Konuşmasına flörtü tahlil ederek devam eden Yılmazçoban; “Nasıl ki namazın 12 şartı vardır ve namaz kılanlar bu 12 şarta yerine getirmek zorundadırlar. Yoksa namazları olmaz. Flört yapanlar da onun kanunlarına tabi olurlar. Flörtün doğasında 3 aşama vardır. Bunlar arkadaşlık, sevgililik ve cinsel ilişki aşamalarıdır” demiştir.
“Flörtte taraflar, beğenilmek arzusu içinde bulunduklarından hep iyi ve güzel yanlarını birbirlerine gösterirler. Evlenme kararını ise adına sevgi veya aşk denilen hissi olarak verilir. Bu evliliğe flört evliliği denir. Aradan biraz zaman (cicim ayları) geçince her iki taraf da normal yaşayışına dönerler. Bu esnada her iki taraf da karşındakinin hatalarının ve kusurlarını görürler. Bu tespitler, yuvayı önce zihinlerde sonra da fiilen yıkar.

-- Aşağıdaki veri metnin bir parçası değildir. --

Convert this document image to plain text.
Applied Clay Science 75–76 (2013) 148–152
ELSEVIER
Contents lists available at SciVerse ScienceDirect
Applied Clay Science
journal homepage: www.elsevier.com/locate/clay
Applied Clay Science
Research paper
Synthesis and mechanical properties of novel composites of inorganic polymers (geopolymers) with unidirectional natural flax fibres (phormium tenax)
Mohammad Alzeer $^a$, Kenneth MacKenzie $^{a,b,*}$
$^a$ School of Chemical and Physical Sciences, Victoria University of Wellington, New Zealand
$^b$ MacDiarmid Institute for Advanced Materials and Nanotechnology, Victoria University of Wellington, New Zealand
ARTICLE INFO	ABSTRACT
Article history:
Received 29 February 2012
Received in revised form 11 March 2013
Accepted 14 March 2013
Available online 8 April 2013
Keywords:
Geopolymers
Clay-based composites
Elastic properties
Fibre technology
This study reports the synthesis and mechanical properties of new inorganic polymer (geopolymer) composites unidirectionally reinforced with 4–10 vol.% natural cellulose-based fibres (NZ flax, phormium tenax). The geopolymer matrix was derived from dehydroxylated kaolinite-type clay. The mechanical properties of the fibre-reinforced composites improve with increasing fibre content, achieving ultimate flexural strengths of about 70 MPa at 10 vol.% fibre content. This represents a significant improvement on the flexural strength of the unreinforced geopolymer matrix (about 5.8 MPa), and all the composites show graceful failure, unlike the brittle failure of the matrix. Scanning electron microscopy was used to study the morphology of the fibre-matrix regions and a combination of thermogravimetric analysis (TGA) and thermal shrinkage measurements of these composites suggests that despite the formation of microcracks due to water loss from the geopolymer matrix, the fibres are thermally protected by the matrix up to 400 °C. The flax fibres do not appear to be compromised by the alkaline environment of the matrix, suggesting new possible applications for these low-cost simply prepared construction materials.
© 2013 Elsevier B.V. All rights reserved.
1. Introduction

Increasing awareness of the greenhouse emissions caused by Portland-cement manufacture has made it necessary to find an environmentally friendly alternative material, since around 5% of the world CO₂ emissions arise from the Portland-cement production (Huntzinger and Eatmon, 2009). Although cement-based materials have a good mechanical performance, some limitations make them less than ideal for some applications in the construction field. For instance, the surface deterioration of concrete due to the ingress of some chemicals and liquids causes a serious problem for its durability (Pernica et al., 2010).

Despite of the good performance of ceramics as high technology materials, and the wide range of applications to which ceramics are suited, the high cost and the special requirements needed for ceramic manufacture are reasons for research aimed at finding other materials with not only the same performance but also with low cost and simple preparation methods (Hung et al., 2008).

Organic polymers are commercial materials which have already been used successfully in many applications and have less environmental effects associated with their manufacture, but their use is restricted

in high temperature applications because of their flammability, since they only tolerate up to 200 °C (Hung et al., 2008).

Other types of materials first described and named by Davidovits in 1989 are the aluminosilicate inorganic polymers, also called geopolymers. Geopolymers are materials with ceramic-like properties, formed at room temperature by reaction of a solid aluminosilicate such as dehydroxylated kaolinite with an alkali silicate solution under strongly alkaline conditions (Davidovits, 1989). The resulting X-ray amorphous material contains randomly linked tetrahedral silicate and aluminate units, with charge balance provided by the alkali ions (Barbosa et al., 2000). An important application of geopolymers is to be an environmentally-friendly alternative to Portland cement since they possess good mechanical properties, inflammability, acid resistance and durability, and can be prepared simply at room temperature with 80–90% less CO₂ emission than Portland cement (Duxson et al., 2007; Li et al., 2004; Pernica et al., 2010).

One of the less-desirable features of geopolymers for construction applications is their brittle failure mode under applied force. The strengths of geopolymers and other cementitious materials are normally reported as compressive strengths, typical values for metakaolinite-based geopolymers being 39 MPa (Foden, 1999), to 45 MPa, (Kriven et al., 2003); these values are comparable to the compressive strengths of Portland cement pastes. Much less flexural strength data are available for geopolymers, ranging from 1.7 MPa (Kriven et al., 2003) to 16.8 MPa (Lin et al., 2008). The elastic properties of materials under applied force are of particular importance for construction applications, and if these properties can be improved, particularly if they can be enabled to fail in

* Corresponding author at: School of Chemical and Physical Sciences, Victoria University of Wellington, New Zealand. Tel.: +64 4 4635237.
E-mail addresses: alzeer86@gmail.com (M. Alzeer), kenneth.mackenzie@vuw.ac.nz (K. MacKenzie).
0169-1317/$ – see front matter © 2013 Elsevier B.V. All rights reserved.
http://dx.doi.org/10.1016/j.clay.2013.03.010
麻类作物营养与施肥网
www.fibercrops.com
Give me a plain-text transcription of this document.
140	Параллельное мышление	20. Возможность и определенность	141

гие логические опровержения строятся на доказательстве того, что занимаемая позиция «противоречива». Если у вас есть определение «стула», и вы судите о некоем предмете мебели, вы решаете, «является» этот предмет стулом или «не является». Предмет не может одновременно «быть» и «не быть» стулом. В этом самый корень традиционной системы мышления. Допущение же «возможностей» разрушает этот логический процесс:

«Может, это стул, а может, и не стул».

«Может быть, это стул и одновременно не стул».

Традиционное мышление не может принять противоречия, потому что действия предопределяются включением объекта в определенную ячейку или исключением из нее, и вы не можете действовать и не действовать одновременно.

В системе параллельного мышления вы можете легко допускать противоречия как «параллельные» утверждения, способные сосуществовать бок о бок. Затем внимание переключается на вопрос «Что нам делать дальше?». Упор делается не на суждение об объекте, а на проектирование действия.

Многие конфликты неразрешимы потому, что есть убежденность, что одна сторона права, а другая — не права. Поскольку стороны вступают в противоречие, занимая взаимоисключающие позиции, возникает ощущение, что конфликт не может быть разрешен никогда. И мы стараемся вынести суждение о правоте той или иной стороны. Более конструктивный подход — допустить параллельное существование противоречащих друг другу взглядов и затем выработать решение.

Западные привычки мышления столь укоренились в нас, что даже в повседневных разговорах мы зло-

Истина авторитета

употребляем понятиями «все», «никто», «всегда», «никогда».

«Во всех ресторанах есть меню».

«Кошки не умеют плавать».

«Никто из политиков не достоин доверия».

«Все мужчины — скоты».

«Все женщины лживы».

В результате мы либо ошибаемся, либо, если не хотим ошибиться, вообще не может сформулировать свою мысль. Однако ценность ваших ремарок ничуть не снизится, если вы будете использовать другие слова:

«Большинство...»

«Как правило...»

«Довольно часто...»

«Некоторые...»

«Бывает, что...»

“Flörtün kaynağı özellikle üniversitelerdir” diye sözlerine devam eden Yılmazçoban, “Ülkemizin hemen her ilinde ve ilçesinde üniversite veya fakülte kurulmuştur. İnsanımız, üniversitelerin bu kadar yaygınlaşması ile ilmen ilerlediğimizi zannetmektedir. Hâlbuki flört hastalığını bütün il ve ilçelerde yaşayanlara da bulaştıran bir manevi mikrop yuvasıdır, üniversiteler” demiştir.
Soru ve cevapların yer aldığı bölümde dinleyiciler; “Bir yazarımız, Bir ülkede batakhaneler (gazinolar, pavyonlar ve genelevler) açık olduğu sürece o toplumun bütün genç kız ve gelinleri, buralara sermaye olmaya namzettir. Zira bu batakhaneler, sermayelerini o toplumdan alırlar” der. Siz bu konuda ne söylersiniz deyince, Yılmazçoban;
“Bu doğru bir tespittir. Flört diye yola çıkan kızlarımızın bir kısmı maalesef sonunda buralara düşürülmektedir. Bu sayı o kadar çoktur ki belki binlerce kızımız ve gelinimiz baskı altında oralarda bir ömür çalışmaya mecbur tutulmaktadır. Hatırlarsınız AP iktidarı döneminde vergi rekortmenleri ilan edilirdi. O dönem iki yıl üst üste toplumun tanımadığı bir kadın, Koç’ları, Sabancıları sollayarak vergi rekortmeni olmuştu. Bu kadının adı Matild Manukyandı ve yaptığı iş de Genelevler patroniçeliği idi. Şimdi bu Ermeni kadın ölmüş fakat yerini oğlu alarak, bu çalışmaları aynen devam ettirmektedir.”
Konferansın sonunda Genel Başkan Nevzat Laleli konferansı veren Yard. Doç. Dr. Yılmazçoban’a teşekkür ederek, bu günün hatırası bir plaket takdim etmiş ve “Şimdi artık insanımızın ve ülkemizin sorunlarını çözmeye and içen, bir Milli Gençlik geliyor” demiştir.